Modèle d'intervention pour la gestion d'incidents
La GRC applique le Modèle d'intervention pour la gestion d'incidents (MIGI), qui lui sert à former et à orienter ses membres en matière de recours à la force62, à promouvoir l'évaluation du risque et à décrire les divers niveaux de résistance, les comportements et les options raisonnables d'intervention63. À la date du décès de M. Dziekanski, le MIGI était fondé sur les sept principes suivants :
- L'objectif premier de toute intervention est la sécurité du public.
- La sécurité du policier est essentielle à la sécurité du public.
- Le modèle d'intervention doit toujours être appliqué dans le contexte d'une évaluation minutieuse des risques.
- L'évaluation des risques doit toujours tenir compte de l'ampleur des dommages, des blessures et de la perte de vie.
- L'évaluation des risques est un processus continu et la gestion des risques doit évoluer à mesure que les situations changent.
- La meilleure stratégie consiste à choisir l'intervention minimale permettant de gérer les risques.
- La meilleure intervention est celle qui cause le moins de torts ou de dommages.
J'estime que ces deux derniers principes sont essentiels aux services de police fournis par la GRC, mais pour être en mesure d'intervenir adéquatement, les membres de la GRC doivent suivre une formation sur les diverses options d'intervention à leur disposition et être au courant de la nature de chacune d'elle. Comme je l'ai indiqué dans le présent rapport et dans d'autres rapports que j'ai présentés au sujet de l'utilisation de l'AI, je ne crois pas que la formation de la GRC enseigne une notion réaliste de la nature de l'AI en tant qu'arme. Les membres de la GRC n'ont donc pas la connaissance nécessaire des dommages possibles ni, par conséquent, de la nature générale de l'intervention à leur portée.

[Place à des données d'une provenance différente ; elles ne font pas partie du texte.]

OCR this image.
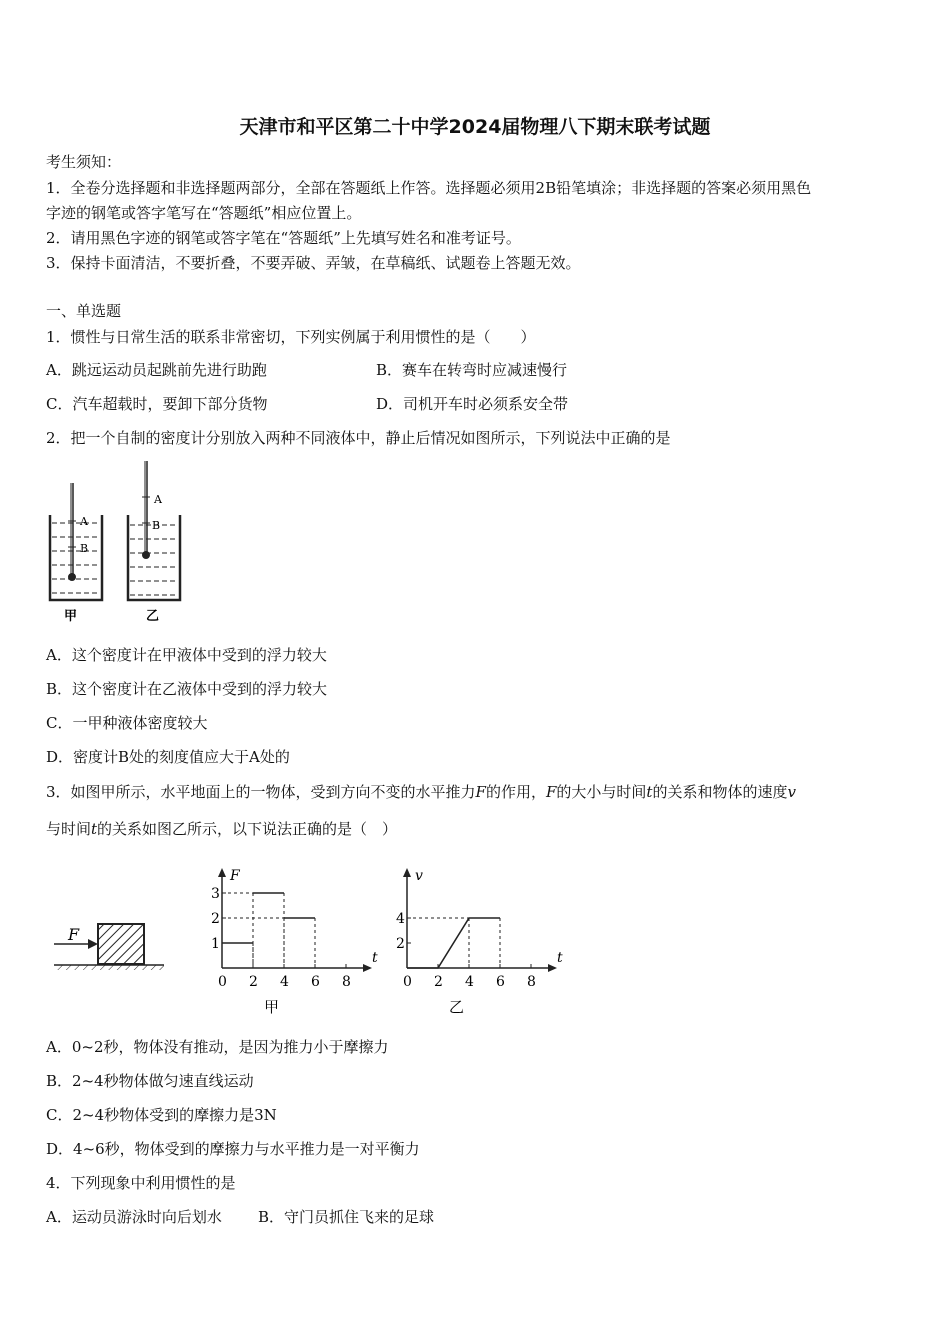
天津市和平区第二十中学2024届物理八下期末联考试题
考生须知：
1．全卷分选择题和非选择题两部分，全部在答题纸上作答。选择题必须用2B铅笔填涂；非选择题的答案必须用黑色
字迹的钢笔或答字笔写在“答题纸”相应位置上。
2．请用黑色字迹的钢笔或答字笔在“答题纸”上先填写姓名和准考证号。
3．保持卡面清洁，不要折叠，不要弄破、弄皱，在草稿纸、试题卷上答题无效。
一、单选题
1．惯性与日常生活的联系非常密切，下列实例属于利用惯性的是（　　）
A．跳远运动员起跳前先进行助跑	B．赛车在转弯时应减速慢行
C．汽车超载时，要卸下部分货物	D．司机开车时必须系安全带
2．把一个自制的密度计分别放入两种不同液体中，静止后情况如图所示，下列说法中正确的是
A
B
甲
A
B
乙
A．这个密度计在甲液体中受到的浮力较大
B．这个密度计在乙液体中受到的浮力较大
C．一甲种液体密度较大
D．密度计B处的刻度值应大于A处的
3．如图甲所示，水平地面上的一物体，受到方向不变的水平推力F的作用，F的大小与时间t的关系和物体的速度v
与时间t的关系如图乙所示，以下说法正确的是（　）
F
t
F
0 2 4 6 8
1
2
3
甲
t
v
0 2 4 6 8
2
4
乙
A．0~2秒，物体没有推动，是因为推力小于摩擦力
B．2~4秒物体做匀速直线运动
C．2~4秒物体受到的摩擦力是3N
D．4~6秒，物体受到的摩擦力与水平推力是一对平衡力
4．下列现象中利用惯性的是
A．运动员游泳时向后划水 B．守门员抓住飞来的足球
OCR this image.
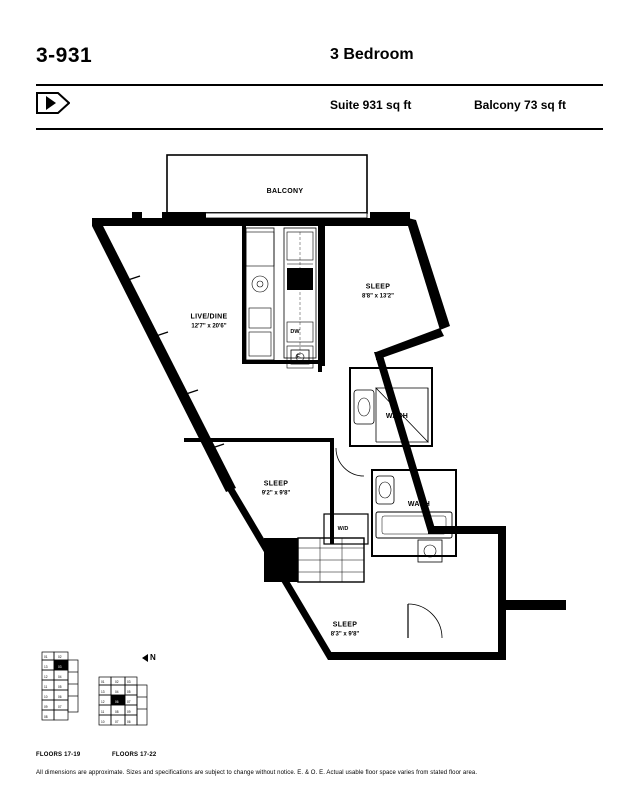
3-931	3 Bedroom
Suite 931 sq ft	Balcony 73 sq ft
BALCONY
LIVE/DINE
12'7" x 20'6"
SLEEP
8'8" x 13'2"
SLEEP
9'2" x 9'8"
SLEEP
8'3" x 9'8"
WASH
WASH
DW
F
W/D
N
01	02
13	03
12	04
11	05
10	06
09	07
08
FLOORS 17-19
01	02	03
13	04	05
12	06	07
11	08	09
10	07	06
FLOORS 17-22
All dimensions are approximate. Sizes and specifications are subject to change without notice. E. & O. E. Actual usable floor space varies from stated floor area.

La GRC a modifié le MIGI en mai 2009. Les sept principes ont été réduits à six, et les voici64 :
- La responsabilité première de tout agent de la paix consiste à préserver et à protéger la vie.
- Le principal objectif de toute intervention est la sécurité publique.
- La sécurité de l'agent de la paix est essentielle à la sécurité publique.
- Le MIGI a été élaboré en tenant compte des lois fédérales, de la jurisprudence et common law; il ne remplace pas la loi, ni ne s'y ajoute.
- Le modèle d'intervention doit toujours être appliqué dans le contexte d'une évaluation minutieuse des risques et tenir compte de la probabilité et de l'importance des pertes de vies, des blessures et des dommages à la propriété.
- L'évaluation du risque est un processus continu et la gestion des risques doit évoluer à mesure que les situations changent.
Je constate que les deux derniers principes énumérés dans le MIGI en vigueur à la date du décès de M. Dziekanski ont été retranchés du MIGI actuel. On pourrait soutenir que les principes antérieurs sont subsumés dans le nouveau MIGI, mais je suis d'avis que les principes tels qu'ils étaient énoncés auparavant exprimaient le besoin pour les membres d'utiliser le niveau d'intervention le plus bas possible que leur permette d'assumer leurs fonctions de manière efficace et en toute sécurité (compte tenu du besoin de garantir la sécurité de la police et du public).
De plus, je suis d'avis que, même si la formation de la GRC précise d'utiliser le moins de force possible, s'il y a lieu, il convient de souligner que le but principal consiste à désamorcer la situation.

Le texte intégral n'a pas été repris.